Logotype for Alliance Resource Partners LP

Alliance Resource Partners (ARLP) Investor presentation summary

Event summary combining transcript, slides, and related documents.

Logotype for Alliance Resource Partners LP

Investor presentation summary

19 May, 2026

Business overview and strategy

  • Operates as a leading energy provider with nearly 30 years of experience, focusing on coal and oil & gas royalties, and maintains a strong balance sheet with disciplined capital allocation.

  • Second largest coal producer in the eastern U.S., operating seven underground mining complexes and a coal-loading terminal, with FY26E sales guidance of 33.75–35.25 million tons.

  • Owns a growing portfolio of mineral and royalty interests across 70,000 net royalty acres in top U.S. oil & gas regions, with over $785 million invested.

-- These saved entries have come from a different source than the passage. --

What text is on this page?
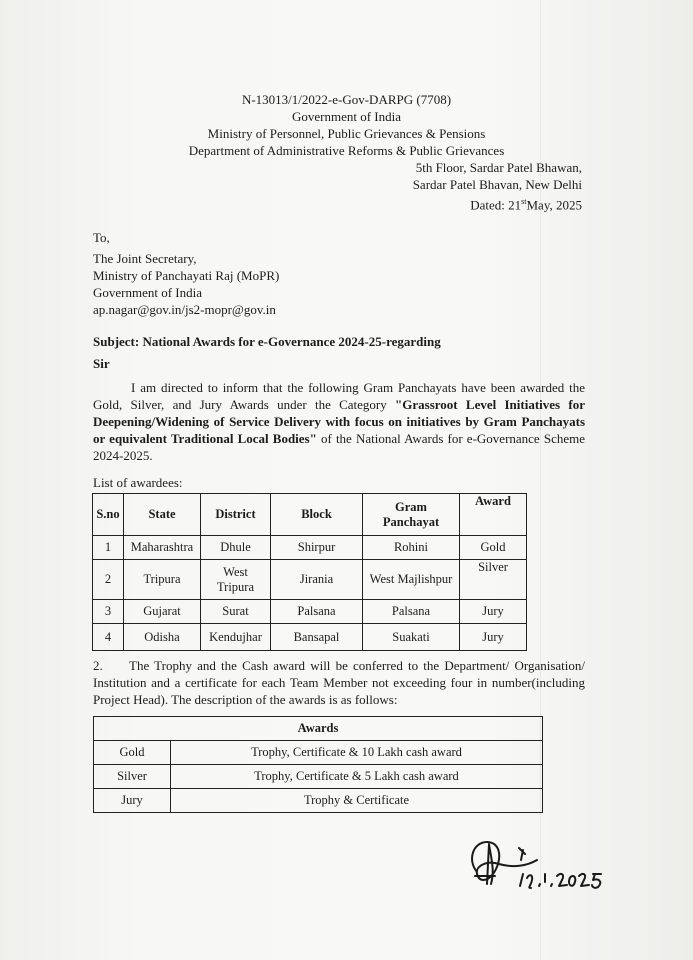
N-13013/1/2022-e-Gov-DARPG (7708)
Government of India
Ministry of Personnel, Public Grievances & Pensions
Department of Administrative Reforms & Public Grievances
5th Floor, Sardar Patel Bhawan,
Sardar Patel Bhavan, New Delhi
Dated: 21stMay, 2025
To,
The Joint Secretary,
Ministry of Panchayati Raj (MoPR)
Government of India
ap.nagar@gov.in/js2-mopr@gov.in
Subject: National Awards for e-Governance 2024-25-regarding
Sir
I am directed to inform that the following Gram Panchayats have been awarded the Gold, Silver, and Jury Awards under the Category "Grassroot Level Initiatives for Deepening/Widening of Service Delivery with focus on initiatives by Gram Panchayats or equivalent Traditional Local Bodies" of the National Awards for e-Governance Scheme 2024-2025.
List of awardees:
S.no	State	District	Block	Gram Panchayat	Award
1	Maharashtra	Dhule	Shirpur	Rohini	Gold
2	Tripura	West Tripura	Jirania	West Majlishpur	Silver
3	Gujarat	Surat	Palsana	Palsana	Jury
4	Odisha	Kendujhar	Bansapal	Suakati	Jury
2. The Trophy and the Cash award will be conferred to the Department/ Organisation/ Institution and a certificate for each Team Member not exceeding four in number(including Project Head). The description of the awards is as follows:
Awards	
Gold	Trophy, Certificate & 10 Lakh cash award
Silver	Trophy, Certificate & 5 Lakh cash award
Jury	Trophy & Certificate
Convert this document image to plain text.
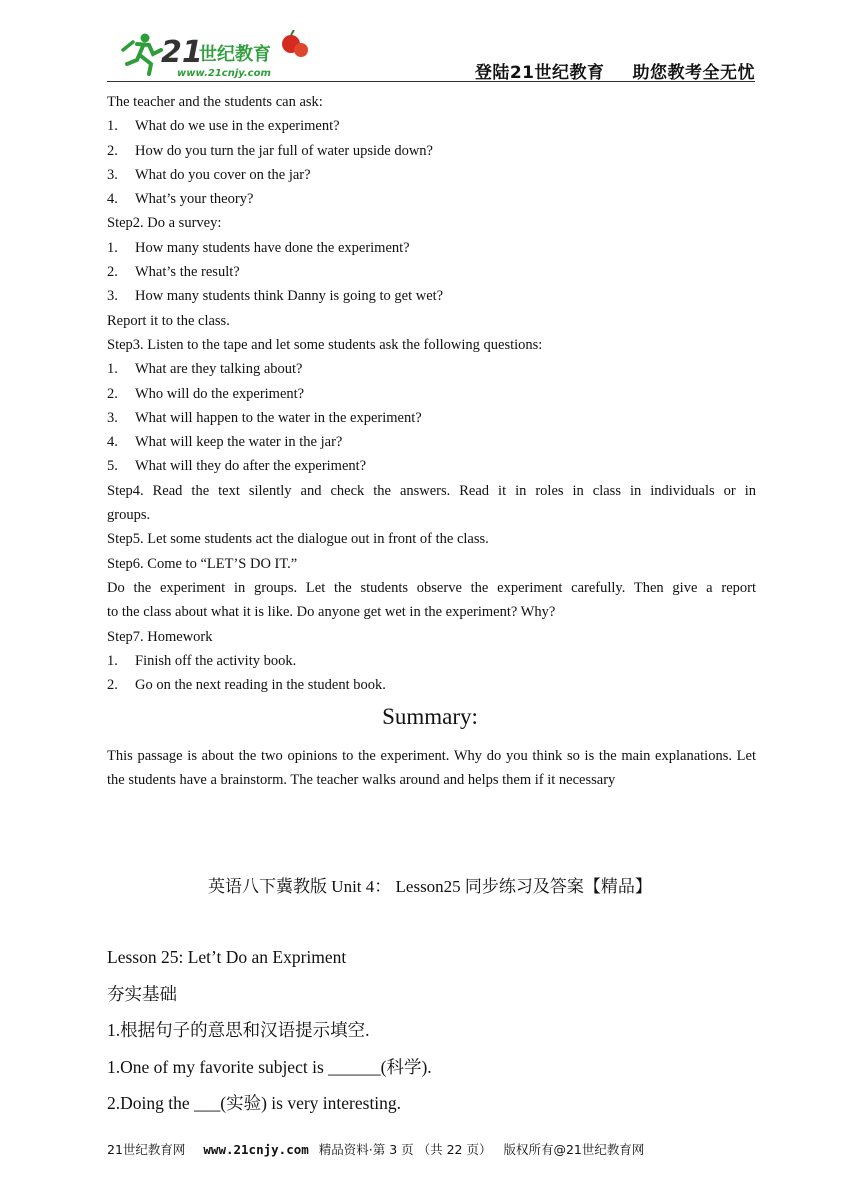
21
世纪教育
www.21cnjy.com	登陆21世纪教育 助您教考全无忧
The teacher and the students can ask:
1. What do we use in the experiment?
2. How do you turn the jar full of water upside down?
3. What do you cover on the jar?
4. What’s your theory?
Step2. Do a survey:
1. How many students have done the experiment?
2. What’s the result?
3. How many students think Danny is going to get wet?
Report it to the class.
Step3. Listen to the tape and let some students ask the following questions:
1. What are they talking about?
2. Who will do the experiment?
3. What will happen to the water in the experiment?
4. What will keep the water in the jar?
5. What will they do after the experiment?
Step4. Read the text silently and check the answers. Read it in roles in class in individuals or in
groups.
Step5. Let some students act the dialogue out in front of the class.
Step6. Come to “LET’S DO IT.”
Do the experiment in groups. Let the students observe the experiment carefully. Then give a report
to the class about what it is like. Do anyone get wet in the experiment? Why?
Step7. Homework
1. Finish off the activity book.
2. Go on the next reading in the student book.
Summary:
This passage is about the two opinions to the experiment. Why do you think so is the main explanations. Let the students have a brainstorm. The teacher walks around and helps them if it necessary
英语八下冀教版 Unit 4： Lesson25 同步练习及答案【精品】
Lesson 25: Let’t Do an Expriment
夯实基础
1.根据句子的意思和汉语提示填空.
1.One of my favorite subject is ______(科学).
2.Doing the ___(实验) is very interesting.
21世纪教育网 www.21cnjy.com 精品资料·第 3 页 （共 22 页） 版权所有@21世纪教育网
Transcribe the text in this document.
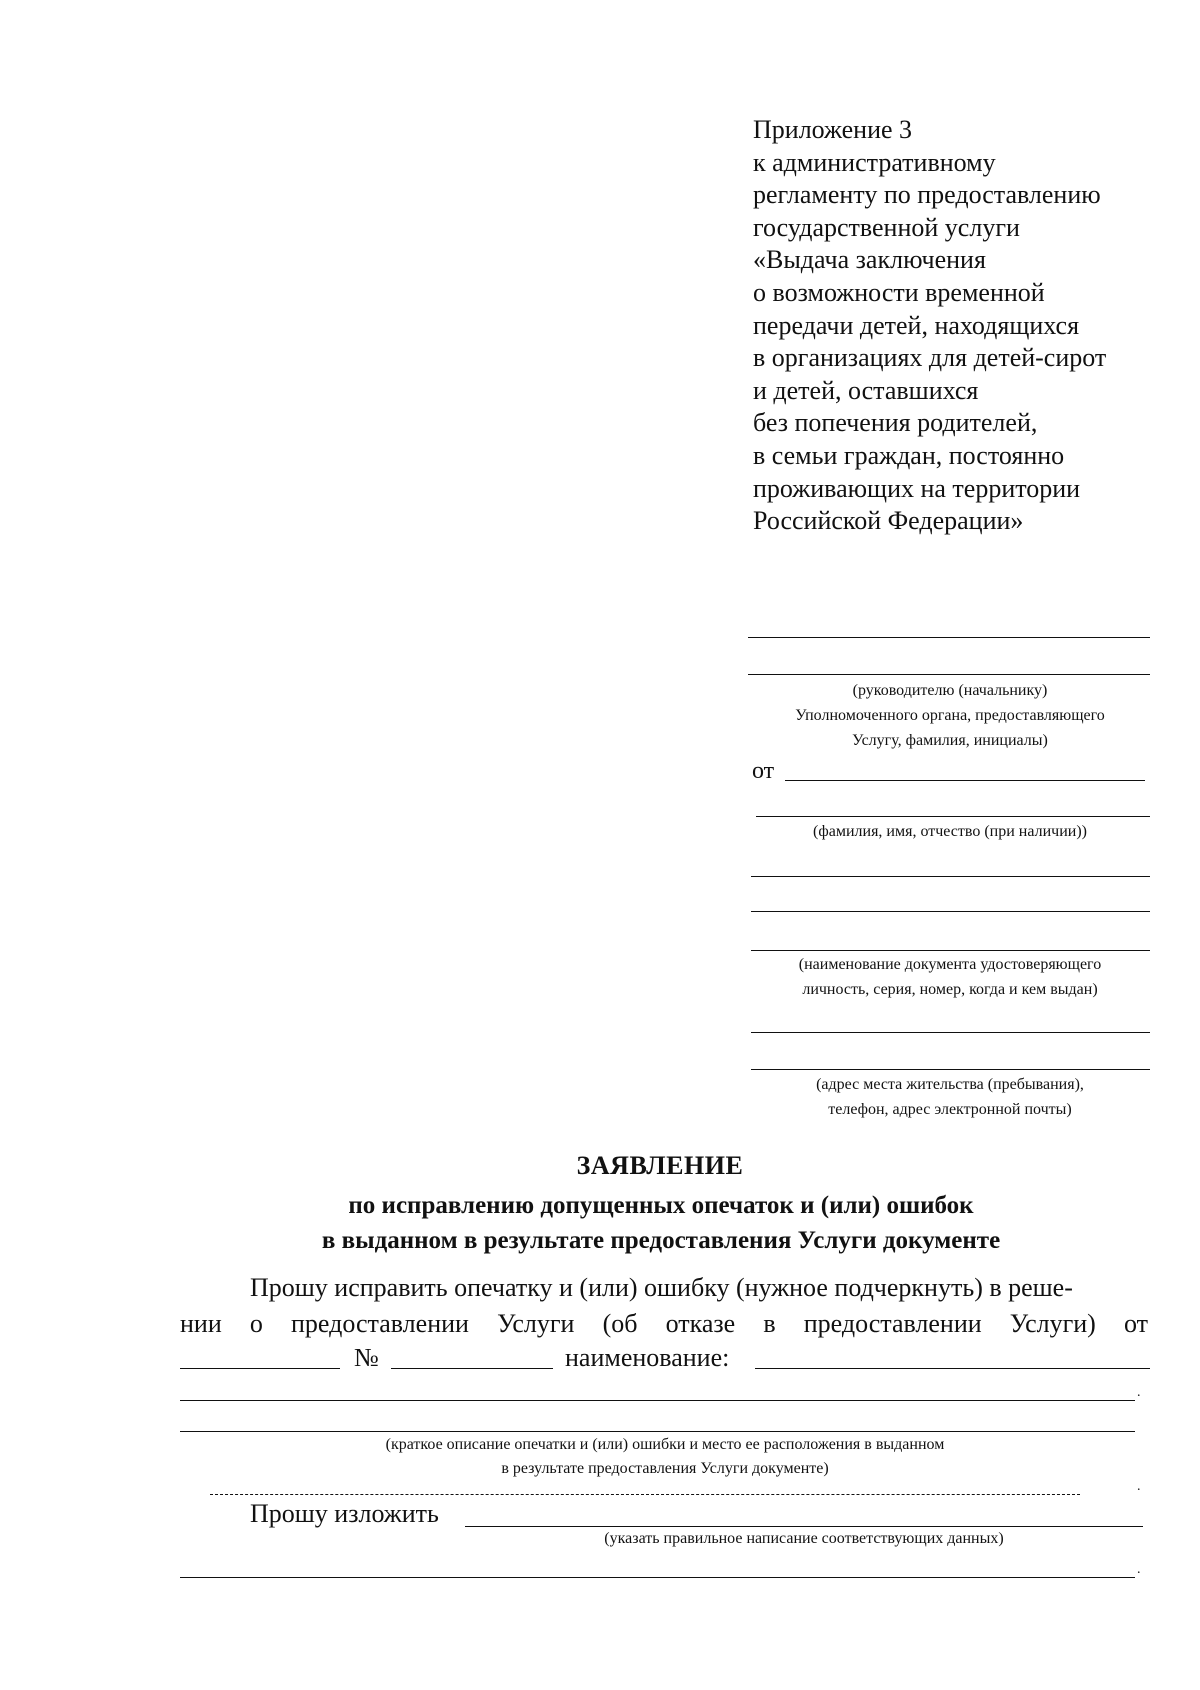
Приложение 3
к административному
регламенту по предоставлению
государственной услуги
«Выдача заключения
о возможности временной
передачи детей, находящихся
в организациях для детей-сирот
и детей, оставшихся
без попечения родителей,
в семьи граждан, постоянно
проживающих на территории
Российской Федерации»
(руководителю (начальнику)
Уполномоченного органа, предоставляющего
Услугу, фамилия, инициалы)
от
(фамилия, имя, отчество (при наличии))
(наименование документа удостоверяющего
личность, серия, номер, когда и кем выдан)
(адрес места жительства (пребывания),
телефон, адрес электронной почты)
ЗАЯВЛЕНИЕ
по исправлению допущенных опечаток и (или) ошибок
в выданном в результате предоставления Услуги документе
Прошу исправить опечатку и (или) ошибку (нужное подчеркнуть) в реше-
нии о предоставлении Услуги (об отказе в предоставлении Услуги) от
№	наименование:
.
(краткое описание опечатки и (или) ошибки и место ее расположения в выданном
в результате предоставления Услуги документе)
.
Прошу изложить
(указать правильное написание соответствующих данных)
.
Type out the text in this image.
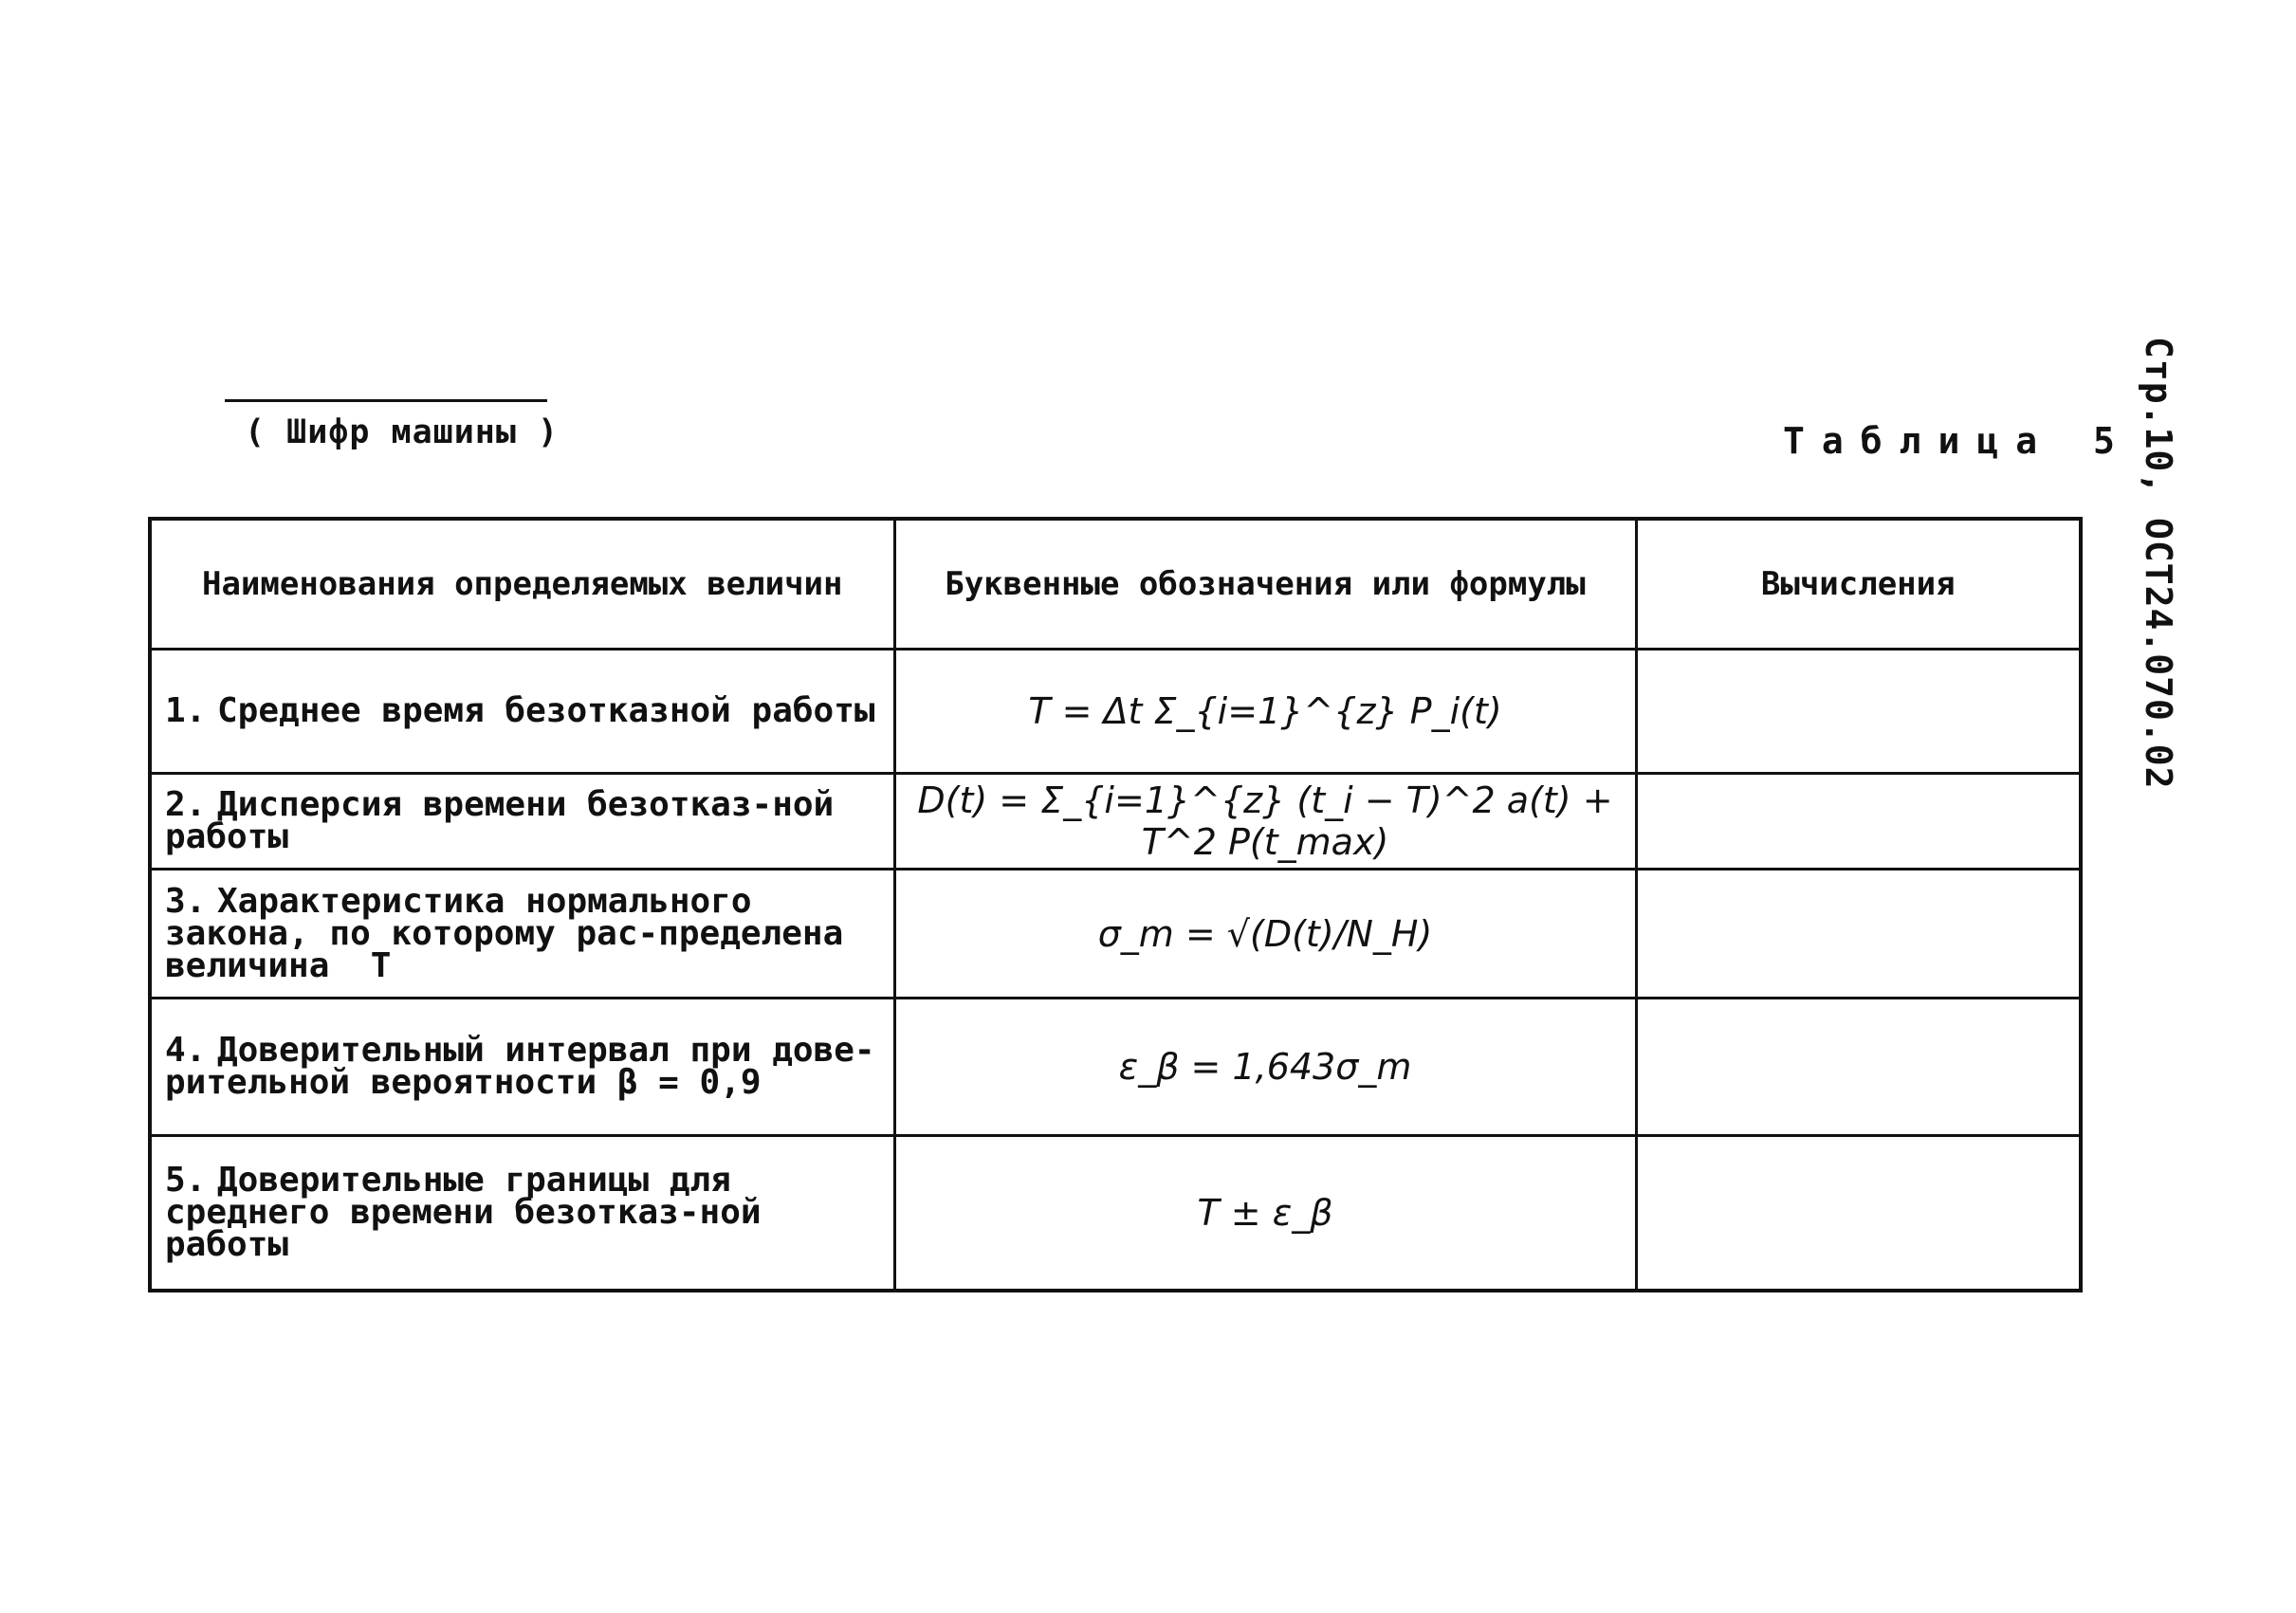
( Шифр машины )	Таблица 5 Стр.10, ОСТ24.070.02
Наименования определяемых величин	Буквенные обозначения или формулы	Вычисления
1. Среднее время безотказной работы	T = Δt Σ_{i=1}^{z} P_i(t)	
2. Дисперсия времени безотказ-ной работы	D(t) = Σ_{i=1}^{z} (t_i − T)^2 a(t) + T^2 P(t_max)	
3. Характеристика нормального закона, по которому рас-пределена величина  T	σ_m = √(D(t)/N_H)	
4. Доверительный интервал при дове-рительной вероятности β = 0,9	ε_β = 1,643σ_m	
5. Доверительные границы для среднего времени безотказ-ной работы	T ± ε_β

  • Pursues growth investments in technology, energy, and infrastructure to drive long-term cash flow and value.

  • Insiders own approximately 17% of total equity, aligning interests with unitholders.

Coal operations and market positioning

  • Strategically located, low-cost, tier 1 coal assets serve both domestic and export markets, with major capital projects completed to lower costs and extend mine life.

  • Multi-year sales contracts with blue-chip domestic utilities provide over 95% committed and priced FY26E coal sales, reducing pricing volatility.

  • Coal sales price per ton guidance for FY26E is $54.00–$56.00, with approximately 65% of FY27E volumes already committed.

  • Significant investments in mine development and equipment upgrades from FY23–25 are expected to improve productivity and reduce costs.

  • Policy and regulatory tailwinds, including federal directives and funding, reinforce coal's role in grid reliability and delay plant retirements.

Oil & gas royalties and portfolio

  • Royalty platform is heavily weighted to the Permian Basin, with 84% of total BOE volumes sourced from this region and exposure to top-tier operators.

  • Oil & gas royalties segment generated $122 million in adjusted EBITDA (1Q26 LTM) with an 85% EBITDA margin.

  • Portfolio offers decades of drilling inventory, supporting long-term production and revenue durability.

  • Net production for 1Q26 was 11,357 BOE/day, with oil comprising 44% of volumes and 76% of BOE revenue.